Le gouvernement fédéral de transition devrait veiller à ce que sa justice militaire respecte les normes les plus élémentaires d’équité des procès et mette immédiatement fin aux exécutions, ont déclaré Amnesty International et Human Rights Watch vendredi 2 septembre. Le gouvernement devrait également interdire à la justice militaire de juger des civils, ont ajouté les deux organisations. Il faut que les partenaires internationaux du gouvernement fédéral de transition s’opposent fermement à ces graves violations des droits humains à la veille de la réunion de consultation qui doit avoir lieu à Mogadiscio.
Les procès instruits actuellement par la justice militaire à Mogadiscio suscitent de vives inquiétudes en matière de respect des droits humains, ont déclaré Amnesty International et Human Rights Watch. Le tribunal militaire fonctionne en l’absence de toute garantie de respect des normes élémentaires d’équité. Le 22 août 2011, deux soldats des forces gouvernementales reconnus coupables de meurtre par la justice militaire ont été exécutés sans avoir pu interjeter appel de leur condamnation comme le prévoit le droit international. Le 29 août, le tribunal a condamné à mort deux accusés soupçonnés d’avoir voulu vendre des munitions à al Shabaab, le groupe islamiste armé qui contrôle une grande partie du pays. Des sources ont indiqué que l’un des accusés était une civile, à laquelle le tribunal avait posé une seule question lors de la courte audience qui a eu lieu, et que cette femme ne bénéficiait pas de l’assistance d’un avocat.

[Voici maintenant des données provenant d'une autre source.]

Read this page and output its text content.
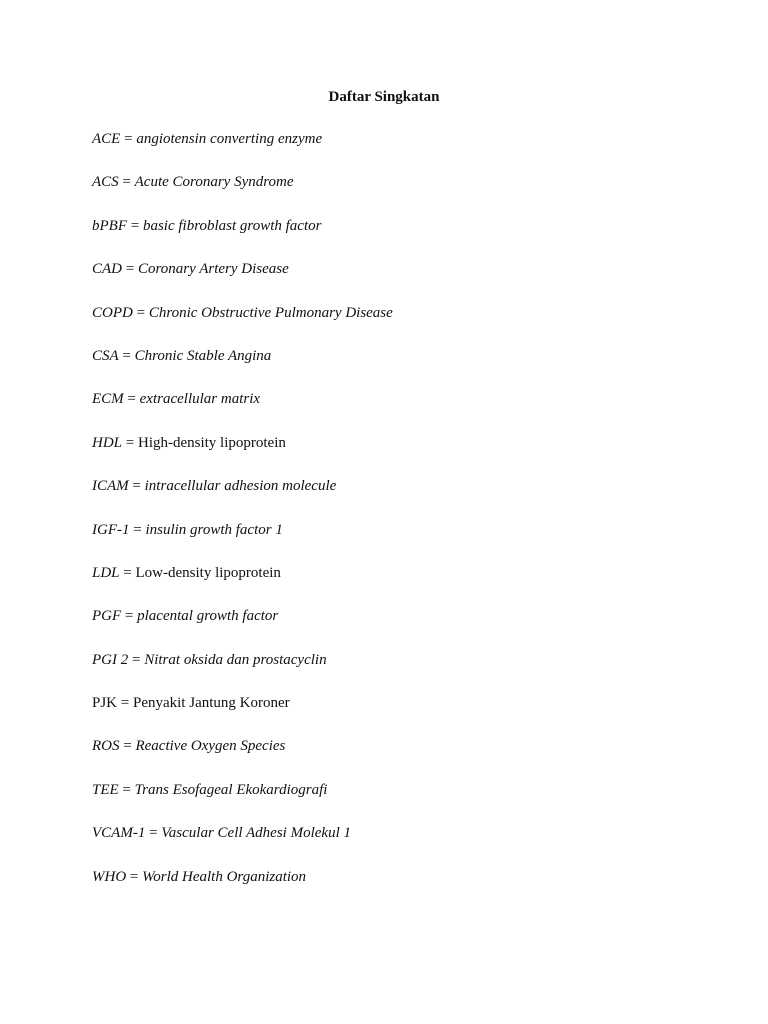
Daftar Singkatan
ACE = angiotensin converting enzyme
ACS = Acute Coronary Syndrome
bPBF = basic fibroblast growth factor
CAD = Coronary Artery Disease
COPD = Chronic Obstructive Pulmonary Disease
CSA = Chronic Stable Angina
ECM = extracellular matrix
HDL = High-density lipoprotein
ICAM = intracellular adhesion molecule
IGF-1 = insulin growth factor 1
LDL = Low-density lipoprotein
PGF = placental growth factor
PGI 2 = Nitrat oksida dan prostacyclin
PJK = Penyakit Jantung Koroner
ROS = Reactive Oxygen Species
TEE = Trans Esofageal Ekokardiografi
VCAM-1 = Vascular Cell Adhesi Molekul 1
WHO = World Health Organization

« Les procès iniques et les exécutions ne résoudront pas le climat d’impunité qui règne en Somalie, quelle que soit l’efficacité politique que le gouvernement fédéral de transition peut leur trouver, a déclaré Daniel Bekele, directeur de Human Rights Watch pour l’Afrique. Le respect des droits humains, et en particulier des principes d’équité de la justice, sont essentiels pour pouvoir aller de l’avant. »
Le 13 août, le président du gouvernement fédéral de transition, Sheikh Sharif Sheikh Ahmed, a déclaré l’état d’urgence dans les zones de Mogadiscio désertées par al Shabaab, dont le marché de Bakara et les camps pour personnes déplacées. Ce décret d’urgence, signé par le président mais pas approuvé par le Parlement, donne plus de pouvoir à la justice militaire, à qui il revient maintenant de juger les infractions commises dans les zones soumises à l’état d’urgence ; il est à craindre que la justice militaire soit ainsi amenée, par défaut, à juger des civils.
Les normes internationales relatives aux droits humains établissent sans équivoque que les civils ne doivent pas être jugés par des tribunaux militaires. L’article 57 de la Charte fédérale de transition de la Somalie dispose que les tribunaux militaires ne doivent avoir compétence que pour les infractions relevant de la justice militaire commises par des membres des forces armées, en temps de guerre comme de paix. D’autant plus qu’il y a des tribunaux civils à Mogadiscio.
Les affaires dont a été saisi le tribunal militaire du gouvernement fédéral de transition n’ont pas été jugées dans le respect des droits fondamentaux caractérisant un procès équitable, tels que le droit de se défendre et le droit de ne pas être contraint de témoigner contre soi-même. Pour les accusés passibles de la peine de mort, les normes internationales relatives aux droits humains établissent clairement que les garanties d’équité des procès vont au-delà de celles qui doivent être offertes aux autres accusés. Ces garanties doivent inclure notamment le droit d’interjeter appel et le droit de solliciter une grâce ou une commutation de peine.
« Le président Sheikh Sharif doit renforcer les juridictions civiles et interdire au tribunal militaire du gouvernement fédéral de transition de juger des civils, a déclaré Michelle Kagari, directrice adjointe d’Amnesty International pour l’Afrique. Le président devrait aussi intervenir immédiatement pour faire en sorte que les deux accusés condamnés à mort le 29 août ne soient pas exécutés. »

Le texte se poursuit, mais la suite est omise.